Protection of Pupil Rights Amendment Requests

First passed in 1974, the Protection of Pupil Rights Amendment (PPRA) is a powerful legal tool that allows parents to review instructional materials – including curriculum and teacher trainings – without requiring payment.

To utilize this law, all it takes is sending a simple letter or email to your school district asking to conduct a PPRA inspection of instructional materials used as part of your child’s education. A sample of this letter can be found in America First Legal’s PPRA toolkit.

The PPRA also prohibits schools from surveying your children with questions about sex, political beliefs, religion, family life, and other issues without providing parents an opportunity to opt-out.

If children are surveyed on these issues without parental notification, or if a school refuses to let you inspect your school’s instructional materials, you can file a PPRA complaint with the United States Department of Education. If the department refuses or fails to act, you can sue the department, file an administrative petition with the department asking to stop funding the offending school, write a letter to your senator or member of Congress, or as your state’s attorney general to investigate.

Here are three tools you can use, and how best to use them, to keep holding your schools accountable:

Freedom of Information Act Requests

FOIA is certainly one of the most powerful tools in the arsenal of a watchdog mom or dad. Each state has its own FOIA laws, and most school districts will have an electronic FOIA portal to submit requests, and it is important to be as specific as possible when asking for documents. Otherwise, a school district will quote you exorbitant fees to stop you from getting the documents. It’s always best practice to be concise with date ranges, custodians (senders and recipients of the information), and subject matter.

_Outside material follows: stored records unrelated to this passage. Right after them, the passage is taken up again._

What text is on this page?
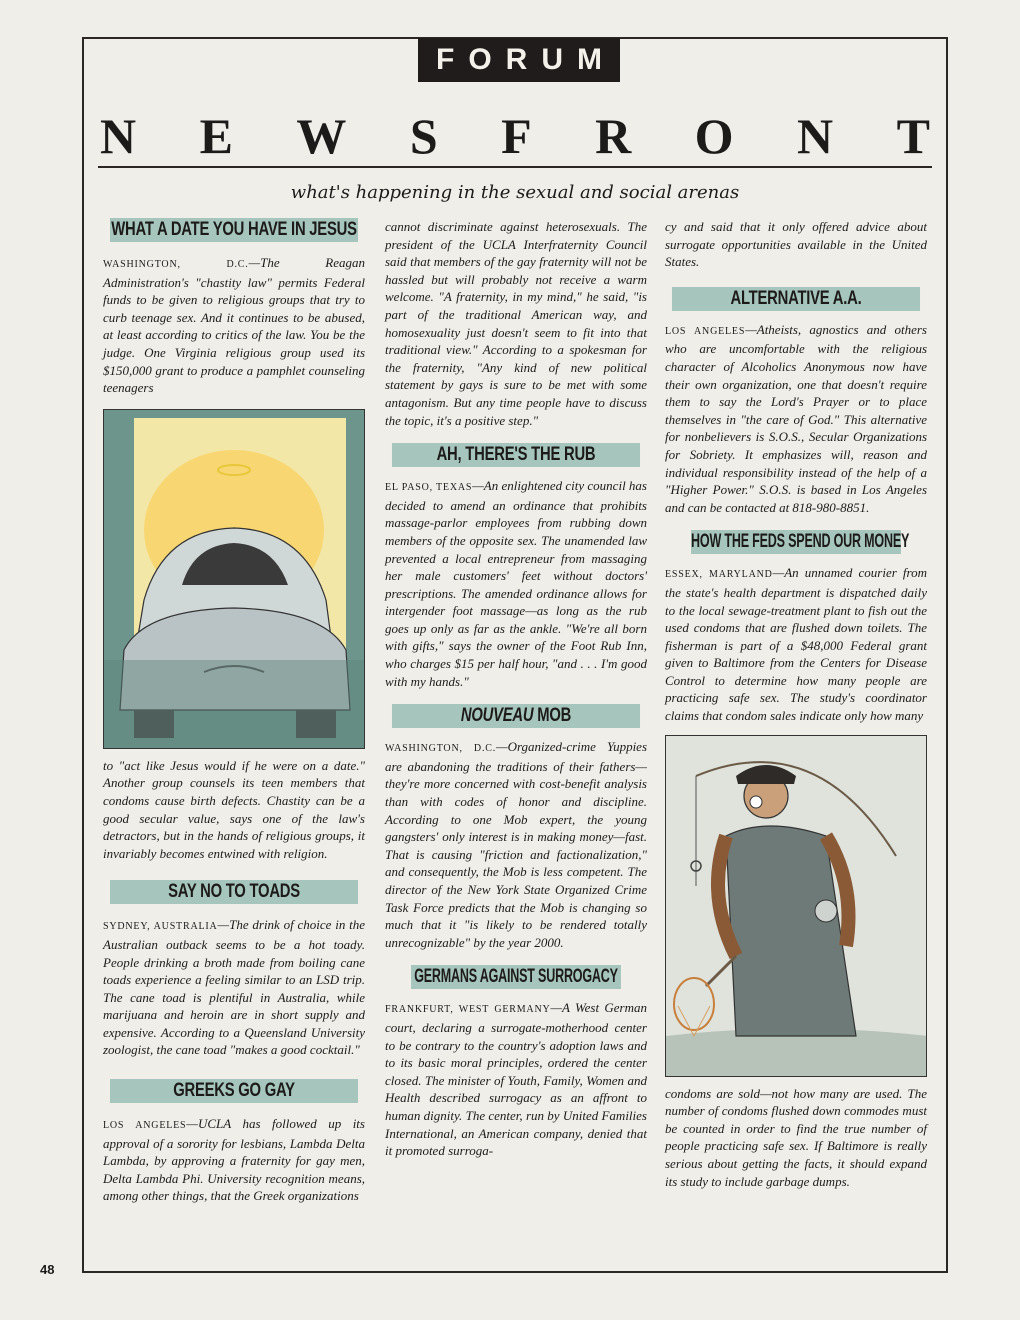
FORUM
N E W S F R O N T
what's happening in the sexual and social arenas
WHAT A DATE YOU HAVE IN JESUS

WASHINGTON, D.C.—The Reagan Administration's "chastity law" permits Federal funds to be given to religious groups that try to curb teenage sex. And it continues to be abused, at least according to critics of the law. You be the judge. One Virginia religious group used its $150,000 grant to produce a pamphlet counseling teenagers

to "act like Jesus would if he were on a date." Another group counsels its teen members that condoms cause birth defects. Chastity can be a good secular value, says one of the law's detractors, but in the hands of religious groups, it invariably becomes entwined with religion.

SAY NO TO TOADS

SYDNEY, AUSTRALIA—The drink of choice in the Australian outback seems to be a hot toady. People drinking a broth made from boiling cane toads experience a feeling similar to an LSD trip. The cane toad is plentiful in Australia, while marijuana and heroin are in short supply and expensive. According to a Queensland University zoologist, the cane toad "makes a good cocktail."

GREEKS GO GAY

LOS ANGELES—UCLA has followed up its approval of a sorority for lesbians, Lambda Delta Lambda, by approving a fraternity for gay men, Delta Lambda Phi. University recognition means, among other things, that the Greek organizations

cannot discriminate against heterosexuals. The president of the UCLA Interfraternity Council said that members of the gay fraternity will not be hassled but will probably not receive a warm welcome. "A fraternity, in my mind," he said, "is part of the traditional American way, and homosexuality just doesn't seem to fit into that traditional view." According to a spokesman for the fraternity, "Any kind of new political statement by gays is sure to be met with some antagonism. But any time people have to discuss the topic, it's a positive step."

AH, THERE'S THE RUB

EL PASO, TEXAS—An enlightened city council has decided to amend an ordinance that prohibits massage-parlor employees from rubbing down members of the opposite sex. The unamended law prevented a local entrepreneur from massaging her male customers' feet without doctors' prescriptions. The amended ordinance allows for intergender foot massage—as long as the rub goes up only as far as the ankle. "We're all born with gifts," says the owner of the Foot Rub Inn, who charges $15 per half hour, "and . . . I'm good with my hands."

NOUVEAU MOB

WASHINGTON, D.C.—Organized-crime Yuppies are abandoning the traditions of their fathers—they're more concerned with cost-benefit analysis than with codes of honor and discipline. According to one Mob expert, the young gangsters' only interest is in making money—fast. That is causing "friction and factionalization," and consequently, the Mob is less competent. The director of the New York State Organized Crime Task Force predicts that the Mob is changing so much that it "is likely to be rendered totally unrecognizable" by the year 2000.

GERMANS AGAINST SURROGACY

FRANKFURT, WEST GERMANY—A West German court, declaring a surrogate-motherhood center to be contrary to the country's adoption laws and to its basic moral principles, ordered the center closed. The minister of Youth, Family, Women and Health described surrogacy as an affront to human dignity. The center, run by United Families International, an American company, denied that it promoted surroga-

cy and said that it only offered advice about surrogate opportunities available in the United States.

ALTERNATIVE A.A.

LOS ANGELES—Atheists, agnostics and others who are uncomfortable with the religious character of Alcoholics Anonymous now have their own organization, one that doesn't require them to say the Lord's Prayer or to place themselves in "the care of God." This alternative for nonbelievers is S.O.S., Secular Organizations for Sobriety. It emphasizes will, reason and individual responsibility instead of the help of a "Higher Power." S.O.S. is based in Los Angeles and can be contacted at 818-980-8851.

HOW THE FEDS SPEND OUR MONEY

ESSEX, MARYLAND—An unnamed courier from the state's health department is dispatched daily to the local sewage-treatment plant to fish out the used condoms that are flushed down toilets. The fisherman is part of a $48,000 Federal grant given to Baltimore from the Centers for Disease Control to determine how many people are practicing safe sex. The study's coordinator claims that condom sales indicate only how many

condoms are sold—not how many are used. The number of condoms flushed down commodes must be counted in order to find the true number of people practicing safe sex. If Baltimore is really serious about getting the facts, it should expand its study to include garbage dumps.

48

School district FOIA officers will often hold information back based on exceptions and exclusions in the state law, so knowing what those are will help you push back when they initially try to claim an exception in an over-broad manner.

Every investigation is different, but a good rule of thumb is this: use the PPRA to get the instructional materials, then, armed with those materials, submit well-tailored FOIA requests to collect information on how those instructional materials were approved, purchased, and implemented in the school system.


Public comment is an annoying necessity for school board members. Bad press for your school district is temporary, and your school district’s leaders know that. But litigation is more than a mere annoyance, and it is anything but temporary. Until now, these school districts could implement woke policies and practices that violated the constitution or state statute without fear. They long thought, correctly, that parents would be afraid of bringing such lawsuits and being canceled and ostracized for daring to challenge the regime of wokeness.

But those days are over.

Parents are now stepping up and filing lawsuits for everything from compelling students’ speech, in violation of the First Amendment, by forcing them to use preferred pronouns, violating parents’ liberty rights under the Fourteenth Amendment by keeping their child’s claimed gender identity a secret from parents, and for blocking parents from documenting a school critical race theory framework, also in violation of the First Amendment.

Equally as important, public interest litigation organizations like America First Legal’s Center for Legal Equality and others are stepping up to fund these kinds of meritorious lawsuits, so that parents do not have to mortgage their futures to fight for their children’s future.

If I have learned anything in the past year, it is this: when you think all is lost, keep fighting. When you think all is won, keep fighting. But be smart, be strategic, and use the tools that the law offers you.